La manifa de San Sebastián, con el colorido frente nacionalista en pleno, desde el PNV hasta Batasuna protestaba por el encarcelamiento de los señores Otegi, Díez Usabiaga, Zabaleta, etc. Un día antes el inenarrable señor Egibar cuyo sentido de la lógica es siempre contrario a la lógica del sentido decía que quienes ordenaron la detención de tales presuntos delincuentes "no quieren acabar con ETA". De donde se deduce que quienes quieren acabar con ETA son los que se manifestaban ayer por Donosti, entre ellos presuntos colaboradores con la banda de asesinos del brazo de los señores del PNV. Conclusión del delirio egibariano: ETA quiere acabar con ETA. De nuevo hay aquí, además, una cuestión numérica y otra de fondo del mensaje.

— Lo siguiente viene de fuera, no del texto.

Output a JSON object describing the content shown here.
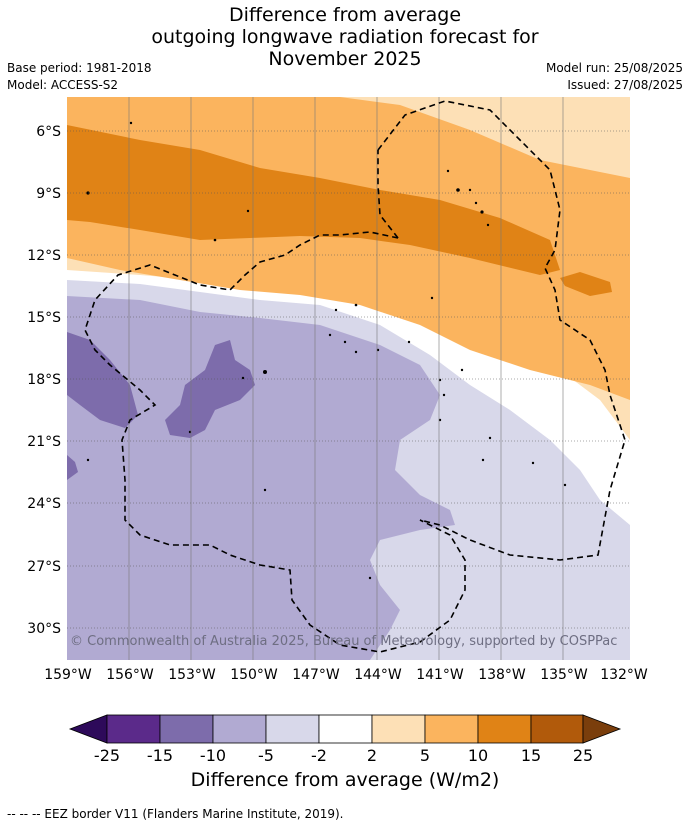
{
  "title": {
    "line1": "Difference from average",
    "line2": "outgoing longwave radiation forecast for",
    "line3": "November 2025"
  },
  "meta": {
    "base_period": "Base period: 1981-2018",
    "model": "Model: ACCESS-S2",
    "model_run": "Model run: 25/08/2025",
    "issued": "Issued: 27/08/2025"
  },
  "map": {
    "lat_labels": [
      "6°S",
      "9°S",
      "12°S",
      "15°S",
      "18°S",
      "21°S",
      "24°S",
      "27°S",
      "30°S"
    ],
    "lon_labels": [
      "159°W",
      "156°W",
      "153°W",
      "150°W",
      "147°W",
      "144°W",
      "141°W",
      "138°W",
      "135°W",
      "132°W"
    ],
    "copyright": "© Commonwealth of Australia 2025, Bureau of Meteorology, supported by COSPPac"
  },
  "colorbar": {
    "ticks": [
      "-25",
      "-15",
      "-10",
      "-5",
      "-2",
      "2",
      "5",
      "10",
      "15",
      "25"
    ],
    "colors": [
      "#2d0a5a",
      "#5b2a8a",
      "#7d6cab",
      "#b1aad2",
      "#d8d8ea",
      "#ffffff",
      "#fde0b6",
      "#fbb45e",
      "#e08316",
      "#b15a0b",
      "#7a3e0c"
    ],
    "title": "Difference from average (W/m2)"
  },
  "footer": "--  --  -- EEZ border V11 (Flanders Marine Institute, 2019)."
}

La numérica habla de "varios miles" de manifestantes, es decir, nada en un país con un censo electoral de 1.800.000 votantes. En cuanto al fondo del asunto y dicho con claridad, protestar contra la detención de quienes presuntamente estaban organizando un tinglado a las órdenes de ETA equivale a actuar a las órdenes de ETA cuyos pistoleros, como los obispos en Madrid, veían por televisión el resultado de sus desvelos.
(La imagen es una foto de 20 Minutos, bajo licencia de Creative Commons).